Aproveitamos o restante do dia para conhecer as famosas cavernas de Udayagiri e Khandagiri, um importantíssimo sítio arqueológico de Orissa. Lá, colaram em nós três pessoas que claramente queriam ser amigos dos únicos turistas ocidentais que (pelo visto) estavam na cidade. Alex, a essa altura, desconfiava de qualquer gesto de suposta amizade porque sabia que teria de pagar. Mas os novos amigos só queriam mesmo ser gentis. Conversaram e ainda nos pagaram um refrigerante indiano, que foi a coisa mais doce que provei nesta vida (depois de Guaraná Jesus, é claro).
No dia seguinte fomos para Calcutá, onde o horror nos aguardava. Mas, antes de passar a um assunto tão chocante, veja esse vídeo de uma apresentação de Bho Shambo, com uma dançarina poderosíssima (não-indiana!). Aqui você terá uma ideia do que vi em Bhubaneswar.
Deixamos Orissa e fui tomada por um sentimento de amor. Nosso motorista nos leva para o aeroporto e pelo retrovisor vejo seus olhos. São de um tipo raro, mas sempre me emociono quando vejo um. Eles têm um brilho castanho, impregnados de algo doce e bom, amoroso e frágil. Inexplicáveis e belos. Olhos de Sachi, de Vishnu, de Suresh… Diante daqueles olhos algo se aperta no meu coração. É que lembro que a Índia está tomada por programas evangélicos (a maioria norte-americanos) dublados em hindi, inclusive o do pastor brasileiro R. R. Soares, no qual um toll-free oferece medalhas.

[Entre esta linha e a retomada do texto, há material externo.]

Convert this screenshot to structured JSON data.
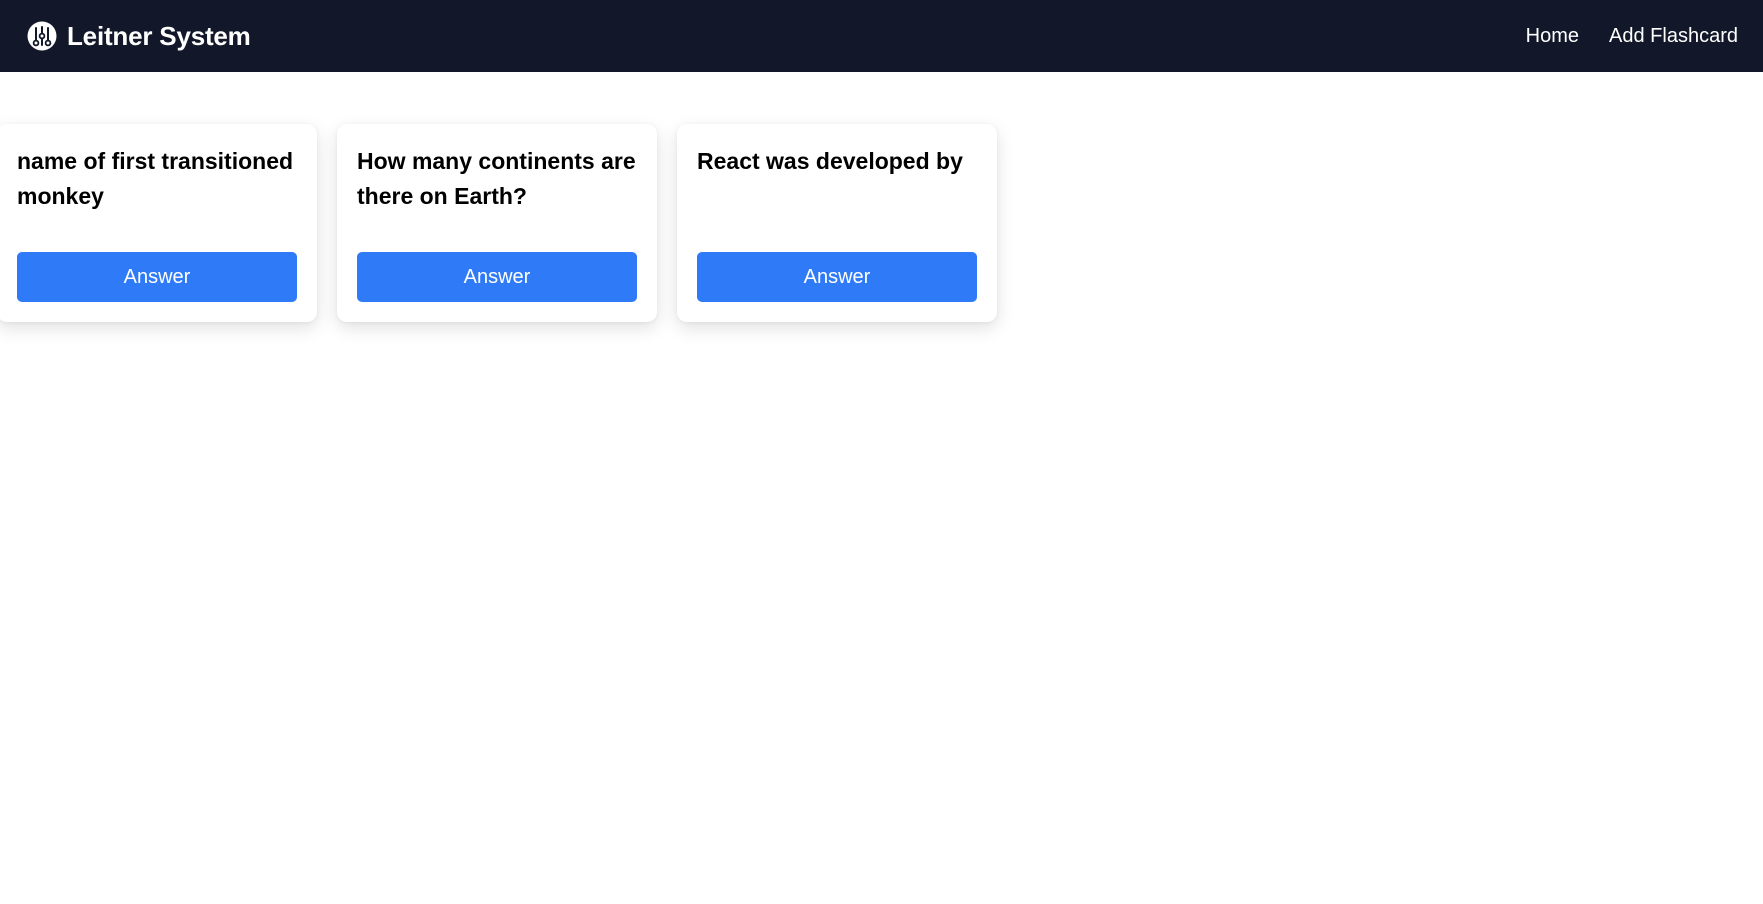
{
  "navbar": {
    "brand_icon": "brain-circuit-icon",
    "brand_title": "Leitner System",
    "links": [
      {
        "label": "Home"
      },
      {
        "label": "Add Flashcard"
      }
    ]
  },
  "cards": [
    {
      "question": "name of first transitioned monkey",
      "button_label": "Answer"
    },
    {
      "question": "How many continents are there on Earth?",
      "button_label": "Answer"
    },
    {
      "question": "React was developed by",
      "button_label": "Answer"
    }
  ],
  "colors": {
    "navbar_bg": "#121829",
    "button_bg": "#2f7bf7",
    "page_bg": "#ffffff"
  }
}
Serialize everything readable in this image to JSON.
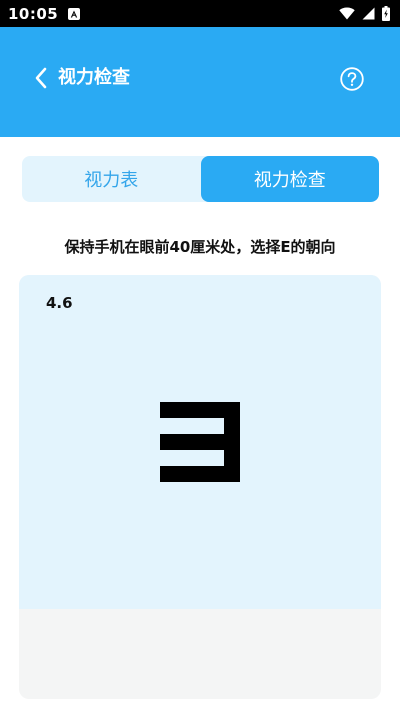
{
  "status_bar": {
    "time": "10:05",
    "icons": [
      "notification-a-icon",
      "wifi-icon",
      "signal-icon",
      "battery-charging-icon"
    ]
  },
  "app_bar": {
    "title": "视力检查",
    "back_icon": "chevron-left-icon",
    "help_icon": "help-circle-icon",
    "color": "#2aaaf3"
  },
  "tabs": [
    {
      "label": "视力表",
      "active": false
    },
    {
      "label": "视力检查",
      "active": true
    }
  ],
  "instruction": "保持手机在眼前40厘米处，选择E的朝向",
  "test_card": {
    "level": "4.6",
    "symbol": "E",
    "symbol_direction": "left"
  },
  "colors": {
    "accent": "#2aaaf3",
    "tab_background": "#e3f4fd",
    "card_background": "#e3f4fd",
    "card_bottom": "#f4f5f5"
  }
}
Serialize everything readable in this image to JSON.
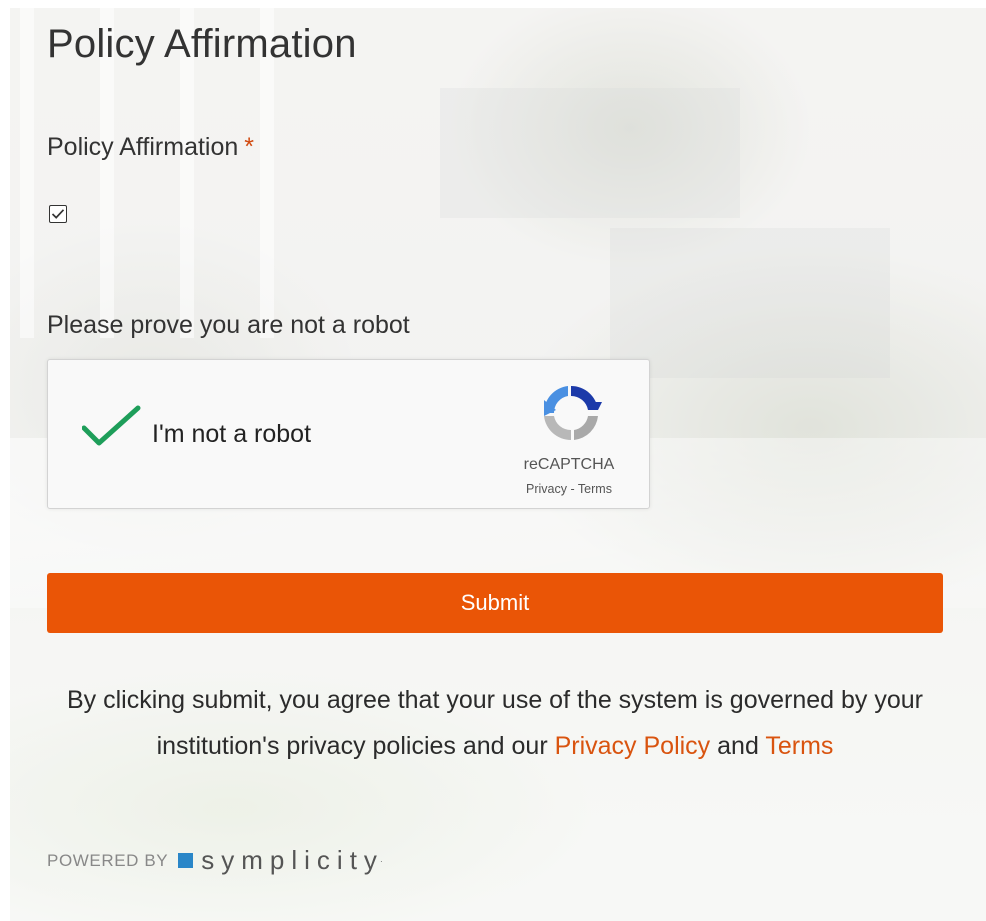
{
  "page": {
    "title": "Policy Affirmation"
  },
  "policy_field": {
    "label": "Policy Affirmation",
    "required_mark": "*",
    "checked": true
  },
  "robot_check": {
    "label": "Please prove you are not a robot",
    "widget_label": "I'm not a robot",
    "brand": "reCAPTCHA",
    "privacy_link": "Privacy",
    "separator": "-",
    "terms_link": "Terms",
    "verified": true
  },
  "submit": {
    "label": "Submit",
    "color": "#ea5506"
  },
  "agreement": {
    "text_before": "By clicking submit, you agree that your use of the system is governed by your institution's privacy policies and our",
    "privacy_link": "Privacy Policy",
    "text_mid": "and",
    "terms_link": "Terms"
  },
  "footer": {
    "powered_by": "POWERED BY",
    "brand": "symplicity",
    "trademark": "·",
    "brand_color": "#2a86c8"
  },
  "colors": {
    "accent": "#ea5506",
    "link": "#d9540f",
    "check_green": "#1e9e5a"
  }
}
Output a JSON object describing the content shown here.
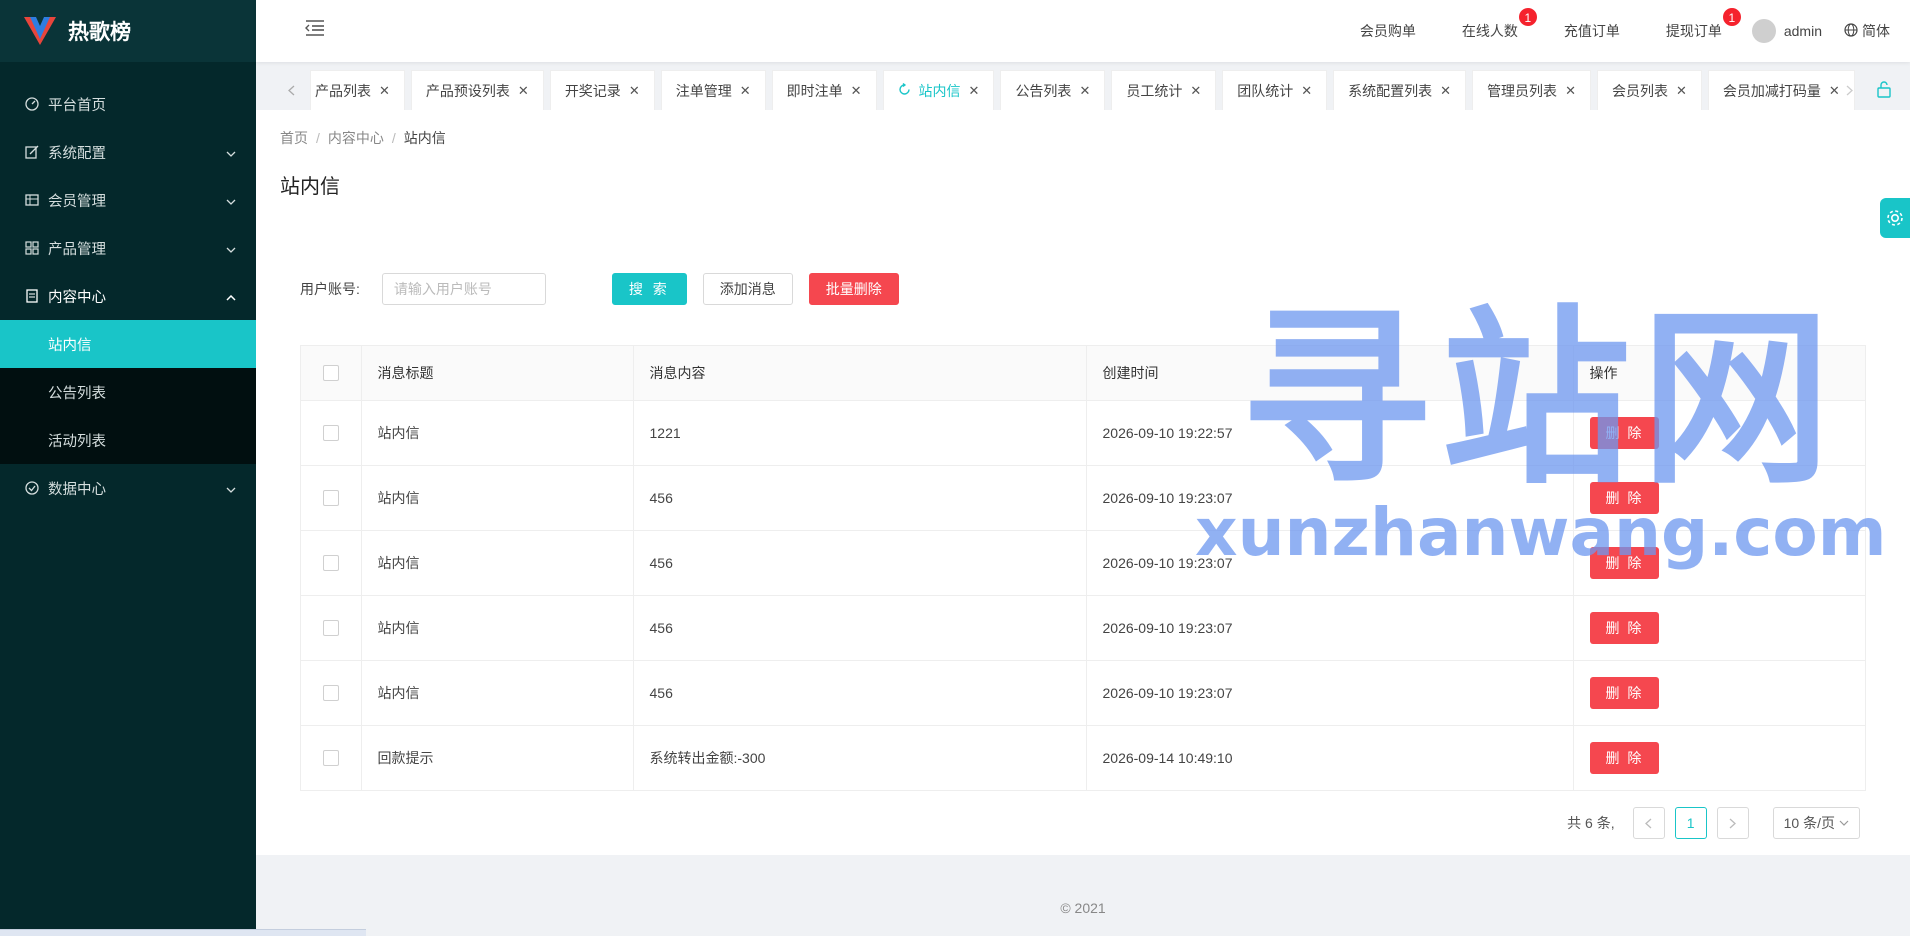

No caminho vou pensando no quanto a TV indiana é paradoxal. Ao mesmo tempo que restringe qualquer conteúdo que remotamente lembre algo sexual (abraços e beijos nem pensar!) e qualquer forma de violência, vez por outra vejo uns gangsta style swamis pregando e cantando gospel rap em hindi ou as dancinhas eróticas de Bollywood que deixam Alex incomodado: “Quer dizer que não posso andar de mãos dadas com você, mas essas mulheres podem rebolar desse jeito na TV, simulando a dança do acasalamento?”. Outras coisas da TV: muita gente orando de manhã (sikhs, hindus, hare krishnas, etc.), muito jogo de críquete (muito mesmo) e programas jornalísticos que repetem tudo milhares de vezes (vi a sapatada no Bush pelo menos umas 50 vezes – e ri em todas, admito).